The roadshow sessions attracted more than 200 people from the industry, including 46 from the extractives and mineral-processing sector. At each event Terry Watts, Proskills’ newly appointed chief executive officer, outlined the purpose and structure of the new venture and then led discussion in group sessions where participants discussed the key skills issues, the role of government in the industrial training arena and how Proskills will help will help meet the current challenges.
Ken Riley, Proskills’ director for the extractive and minerals processing industries, was delighted with the success of the roadshows. ‘Proskills will be the key forum through which the voice of the sector will be heard on the important issues facing our businesses. It is essential to continue this dialogue, as Proskills needs to know what help and support employers want in terms of training, skills and qualifications, as well as where the problems are so that changes can be made to meet industry’s current and future demands.’
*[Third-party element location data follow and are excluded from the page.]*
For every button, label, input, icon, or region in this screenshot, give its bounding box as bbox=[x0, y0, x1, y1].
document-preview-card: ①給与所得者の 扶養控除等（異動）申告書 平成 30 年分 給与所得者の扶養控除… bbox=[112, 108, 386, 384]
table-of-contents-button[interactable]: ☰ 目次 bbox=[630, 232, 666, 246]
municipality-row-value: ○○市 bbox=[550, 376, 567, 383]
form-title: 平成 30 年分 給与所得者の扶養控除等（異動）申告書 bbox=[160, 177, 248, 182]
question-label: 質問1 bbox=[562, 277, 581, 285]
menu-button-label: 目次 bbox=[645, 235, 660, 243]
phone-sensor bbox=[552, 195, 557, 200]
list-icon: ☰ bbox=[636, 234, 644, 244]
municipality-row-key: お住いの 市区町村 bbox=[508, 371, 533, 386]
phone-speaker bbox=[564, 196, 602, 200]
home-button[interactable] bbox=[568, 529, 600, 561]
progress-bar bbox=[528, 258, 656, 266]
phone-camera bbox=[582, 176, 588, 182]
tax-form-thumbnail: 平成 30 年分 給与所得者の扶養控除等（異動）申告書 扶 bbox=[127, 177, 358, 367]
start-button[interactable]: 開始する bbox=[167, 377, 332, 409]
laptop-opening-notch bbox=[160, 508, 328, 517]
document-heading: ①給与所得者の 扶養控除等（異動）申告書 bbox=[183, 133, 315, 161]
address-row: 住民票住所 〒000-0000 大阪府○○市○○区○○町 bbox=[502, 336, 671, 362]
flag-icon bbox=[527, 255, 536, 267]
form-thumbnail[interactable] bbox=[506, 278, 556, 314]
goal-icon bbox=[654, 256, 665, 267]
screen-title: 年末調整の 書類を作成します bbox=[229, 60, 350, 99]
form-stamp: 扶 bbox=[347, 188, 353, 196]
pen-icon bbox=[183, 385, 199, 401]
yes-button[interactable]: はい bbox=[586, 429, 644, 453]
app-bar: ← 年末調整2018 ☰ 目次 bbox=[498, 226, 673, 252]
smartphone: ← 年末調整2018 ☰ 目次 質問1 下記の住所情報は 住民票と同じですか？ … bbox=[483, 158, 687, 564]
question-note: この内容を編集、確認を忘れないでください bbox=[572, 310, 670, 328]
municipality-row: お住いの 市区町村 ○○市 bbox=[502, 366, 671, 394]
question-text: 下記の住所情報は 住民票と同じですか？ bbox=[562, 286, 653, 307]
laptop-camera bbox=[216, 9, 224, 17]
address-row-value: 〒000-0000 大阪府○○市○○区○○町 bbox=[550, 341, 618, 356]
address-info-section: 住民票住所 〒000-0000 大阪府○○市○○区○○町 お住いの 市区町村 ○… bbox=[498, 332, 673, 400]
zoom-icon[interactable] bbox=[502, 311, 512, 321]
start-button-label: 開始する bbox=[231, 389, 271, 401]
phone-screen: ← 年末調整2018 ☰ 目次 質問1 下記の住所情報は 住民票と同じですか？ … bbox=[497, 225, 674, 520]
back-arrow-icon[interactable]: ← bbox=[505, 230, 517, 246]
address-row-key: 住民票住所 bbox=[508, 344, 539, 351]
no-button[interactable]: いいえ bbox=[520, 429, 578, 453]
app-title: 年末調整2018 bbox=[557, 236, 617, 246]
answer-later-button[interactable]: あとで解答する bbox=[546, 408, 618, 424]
Feedback from the roadshows identified four key skill priorities for the sector: recruitment and development of young people into the industry, improvement of management competence, continuous development of the workforce, and health and safety competencies.
Acting on the first of these, Proskills is already undertaking a £190,000 project to look at ways of attracting more young people in a job-market where competition from ‘sexier’ industries, such as media and IT, make it difficult to recruit into the industry. The project will look at good practice across the sector, leading to the creation of a set of new and modified apprenticeship programmes which are expected to be available in the spring of 2006.